Adopting the rule of practice announced in the Miller case and others as correct, we are unable to perceive any reason why the same rule should not be applied in this case. Here, by the oversight or omission of the circuit clerk, a portion of the record material to the protection of the rights of appellee was not copied in the record. Therefore, if the supplementary record is not allowed to be filed, the appellant has had the benefit accruing to it on account of the suspension of the right of appellee to enforce the judgment without the burden that should have followed the suspension of the judgment when it was affirmed. When the appellant, as defendant in the lower court, executed the supersedeas bond and *665the order of supersedeas issued thereon, it voluntarily undertook to and did obstruct the collection of the judgment in the ordinary course and assumed an obligation to pay the damages allowed by law for this obstruction if the judgment was affirmed.
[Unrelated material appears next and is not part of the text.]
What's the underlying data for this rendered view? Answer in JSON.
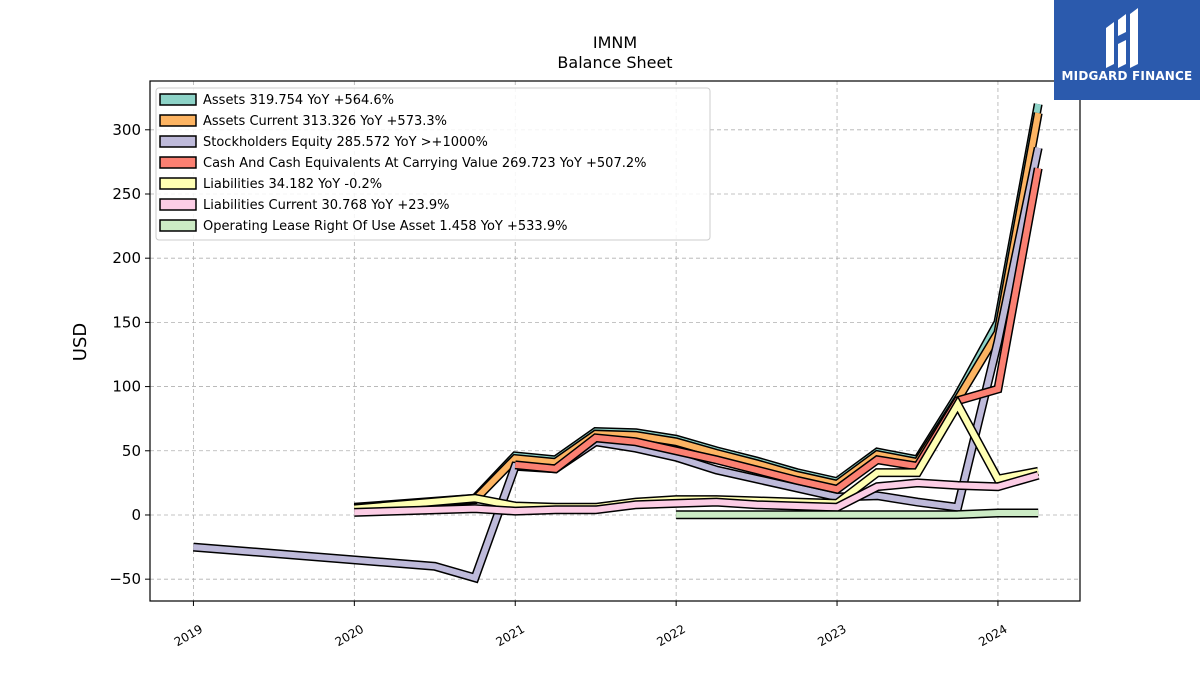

If the clerk had copied, as he should have done, the supersedeas bond and order in the record, there could, of course, have been no objection raised by the appellant to the awarding of damages by the court following the affirmance.
Now, should the appellee be defeated in her right to these damages by the oversight or mistake of the clerk in failing to incorporate in the record the bond? We think not. When damages are awarded the appellee will get no more than she became entitled to by the execution of the bond and the issual of the order which prevented her from collecting the judgment, and the appellant will not suffer any loss that it did not voluntarily assume when it executed the bond. In short, the allowance of damages in this case will only be doing what the appellant, by its own act, agreed might be done, and what the appellee had a right to expect would be done.
We, therefore, hold that when the supersedeas bond is, by mistake or inadvertence or oversight, not copied in the record, but the bond and order of supersedeas, if one issued, is tendered in this court before the mandate has issued, it should be allowed to be filed and treated as if it were a part of the record when the' opinion was delivered and damages on the affirmance should go accordingly. The case of Mutual Fire Ins. Co. v. Hammond, 21 Ky. L. R., 204, is overruled.
Wherefore, the whole court sitting, the motion to file the supplementary record is granted and damages awarded.